The Wyoming State Bath House, located in Hot Springs State Park in Thermopolis, was built in 1966–1967 to replace an earlier bathhouse built in 1922. Its modernist design was a dramatic departure from the previous neoclassical building that featured a columned temple front and symmetrical side wings.
For the new bathhouse, Casper-based father and son architectural team Krusmark and Krusmark designed a simple stacked-stone building with a two-story central atrium containing an interior hot springs pool, flanked by low, one-story wings housing men’s and women’s dressing rooms. The long narrow blocks of rock-faced sandstone laid in irregular courses give an overall horizontal impression. The low-pitched gable roof appears to float over the glazed north and south end walls of the atrium, supported by a single broad pier at the center of the facade that hides a glazed entry hall accessed from the east. Inside, a small reception area occupies the front of the atrium, with a floor-to-ceiling glass wall separating this area from the interior hot springs pool. The interior is well lit by the window walls. The floor and lower portion of the walls are tiled. From the pool area, visitors can access the dressing rooms and the outdoor pool.

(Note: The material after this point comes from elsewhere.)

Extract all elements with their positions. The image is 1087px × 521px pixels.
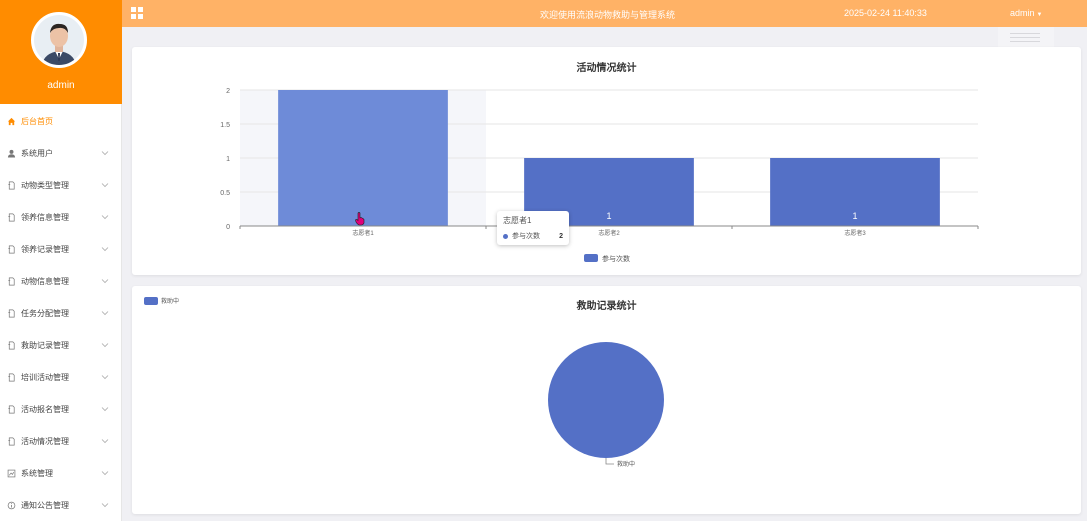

Hot Springs State Park was created in 1897 from former Indian reservation lands purchased by the federal government from the Eastern Shoshone. The federal government deeded one square mile of its 100-square-mile purchase to the State of Wyoming for a state park, and opened the rest to settlement. The park once had at least six hotels and sanatoria, and was a popular place to “take the waters.” Today, visitors can still enjoy several different hot springs pools as well as hiking, biking, and camping. The State Bath House is the only state-run hot springs facility in the park.
References
Hein, Annette. “Hot Springs County, Wyoming.” Wyoming State Historical Society. Accessed November 20, 2015. http://www.wyohistory.org/.
“Facilities - Bath House - General File, Hot Springs State Park Records, Box 1, RG 0080, Board of Charities & Reform Records,” Vertical File, Wyoming State Archives, Cheyenne, WY.